One suicide. One cold-blooded murder. Are they connected? And who’s really pulling the strings in the small Swedish town of Gavrik?
Black Grimberg liquorice coins cover the murdered man’s eyes. The hashtag #Ferryman starts to trend as local people stock up on ammunition.
Tuva Moodyson, deaf reporter at the local paper, has a fortnight to investigate the deaths before she starts her new job in the south. A blizzard moves in. Residents, already terrified, feel increasingly cut-off. Tuva must go deep inside the Grimberg factory to stop the killer before she leaves town for good. But who’s to say the Ferryman will let her go?

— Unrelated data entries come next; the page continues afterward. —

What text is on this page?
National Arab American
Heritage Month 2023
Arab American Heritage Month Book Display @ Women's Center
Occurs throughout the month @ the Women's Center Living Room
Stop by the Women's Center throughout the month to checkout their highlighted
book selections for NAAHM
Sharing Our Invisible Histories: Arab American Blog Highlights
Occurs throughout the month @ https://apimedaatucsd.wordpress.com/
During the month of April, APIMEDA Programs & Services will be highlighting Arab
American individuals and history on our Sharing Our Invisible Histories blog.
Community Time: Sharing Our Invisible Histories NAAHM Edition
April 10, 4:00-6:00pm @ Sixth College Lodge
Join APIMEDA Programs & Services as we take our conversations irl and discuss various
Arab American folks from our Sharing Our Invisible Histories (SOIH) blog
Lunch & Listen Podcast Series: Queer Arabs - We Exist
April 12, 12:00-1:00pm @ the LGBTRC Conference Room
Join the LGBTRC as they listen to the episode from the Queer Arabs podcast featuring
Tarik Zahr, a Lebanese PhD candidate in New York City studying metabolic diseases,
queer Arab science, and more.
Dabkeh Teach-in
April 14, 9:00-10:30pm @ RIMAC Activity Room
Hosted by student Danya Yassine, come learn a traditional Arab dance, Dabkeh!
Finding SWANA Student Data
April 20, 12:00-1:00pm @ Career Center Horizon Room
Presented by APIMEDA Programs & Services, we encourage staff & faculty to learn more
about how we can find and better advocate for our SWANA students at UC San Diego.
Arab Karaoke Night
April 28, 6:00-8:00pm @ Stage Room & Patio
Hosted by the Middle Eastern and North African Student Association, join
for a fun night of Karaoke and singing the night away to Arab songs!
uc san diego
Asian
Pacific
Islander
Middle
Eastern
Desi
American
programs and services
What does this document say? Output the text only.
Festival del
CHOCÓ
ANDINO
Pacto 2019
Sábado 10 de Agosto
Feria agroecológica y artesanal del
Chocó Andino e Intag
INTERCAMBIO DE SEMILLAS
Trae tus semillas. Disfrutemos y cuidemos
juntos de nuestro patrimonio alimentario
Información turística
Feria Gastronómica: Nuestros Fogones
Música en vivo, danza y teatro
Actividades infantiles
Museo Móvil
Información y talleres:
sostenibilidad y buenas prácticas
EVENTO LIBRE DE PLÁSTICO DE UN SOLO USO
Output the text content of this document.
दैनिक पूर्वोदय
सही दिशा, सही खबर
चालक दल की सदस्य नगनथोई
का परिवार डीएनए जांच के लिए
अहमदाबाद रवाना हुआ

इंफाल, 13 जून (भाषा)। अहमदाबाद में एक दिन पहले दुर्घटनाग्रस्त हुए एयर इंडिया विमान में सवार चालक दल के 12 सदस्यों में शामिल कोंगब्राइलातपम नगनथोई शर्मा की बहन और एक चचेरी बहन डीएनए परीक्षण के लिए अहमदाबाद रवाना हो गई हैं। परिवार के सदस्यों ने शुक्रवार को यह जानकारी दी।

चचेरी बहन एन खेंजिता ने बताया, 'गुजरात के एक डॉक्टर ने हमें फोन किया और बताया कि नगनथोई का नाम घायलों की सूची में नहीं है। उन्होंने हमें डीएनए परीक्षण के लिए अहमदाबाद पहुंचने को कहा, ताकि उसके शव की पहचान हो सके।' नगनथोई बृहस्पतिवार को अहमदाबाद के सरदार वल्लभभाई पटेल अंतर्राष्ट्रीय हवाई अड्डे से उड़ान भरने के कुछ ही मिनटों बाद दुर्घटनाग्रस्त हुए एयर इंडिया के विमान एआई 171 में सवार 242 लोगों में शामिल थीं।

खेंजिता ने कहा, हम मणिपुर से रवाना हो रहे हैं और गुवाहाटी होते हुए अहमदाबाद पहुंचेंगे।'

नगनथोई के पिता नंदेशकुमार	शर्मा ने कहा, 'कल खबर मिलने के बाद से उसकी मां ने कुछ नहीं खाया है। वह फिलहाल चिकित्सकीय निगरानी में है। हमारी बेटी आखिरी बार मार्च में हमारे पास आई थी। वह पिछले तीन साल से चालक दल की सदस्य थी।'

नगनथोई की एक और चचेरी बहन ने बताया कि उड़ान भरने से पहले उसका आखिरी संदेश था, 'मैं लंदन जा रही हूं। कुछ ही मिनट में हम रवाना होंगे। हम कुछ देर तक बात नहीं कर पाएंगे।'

If you enjoyed Dark Pines, the first novel in the Tuva Moodyson series, then you’ll enjoy Red Snow too. I would recommend reading the first novel before picking this one up though, not because Red Snow gives away information about the killer in the first novel so much but it’s more that you can see who is in the clear in this novel, so if you’d read in reverse that would be a shame to know already.
Dark Pines was an enjoyable read and I was submersed in the icecold atmosphere of Gavrik quickly. Its claustrophobic feel was quite overwhelming again and even though I was attracted to all the peace and quite of the small town at first, I soon understood it wasn’t a fairytale to live here and I supported Tuva’s longing to move to a warmer region and a more bustling and energetic city. Not that there’s nothing happening in Toytown…
I loved reading about the lay-out of the town and I could see with my eyes closed Ronnie’s store, the police station, Tammy’s Thai foodtruck and the Posten where Tuva works. It was easy to feel as if I was there alongside Tuva, moving among these people, and I believe I even pulled my little blankie a little closer around me, as if the cold from the novel could almost touch me (-20 degrees sounds inhuman to me to live in day in day out). The author lives in the Swedish forest himself and there’s no way someone else could translate that experience as well as he does.
It was the setting and the descriptions instead of the mystery itself that stole the show for me really, because the mystery was wrapped up in a lot of family drama. The remaining Grimbergs were a weird and peculiar family and I didn’t feel much affinity with them as I quickly worked out that they were all about keeping up appearances. They held my interest but in the end this novel felt more as a family drama or a cosy mystery than the sort of chilling thriller I was expecting. There were different people (all connected to the liquorice factory) who raised some suspicion and the snow skulls added another level of creepiness but the investigation had little to build further on. I admit I like plotlines that feel more dangerous, with lots of tension throughout. It did deliver on that part in the end, which I liked therefore best, but it held out a bit long for my liking. If you have more patience than me and don’t mind a slow burner, or if you just love the winter and wouldn’t mind moving to a cold country, well then you most definitely must read this novel.
I received a free paperback of this novel from Oneworld Publishers. This is my honest opinion.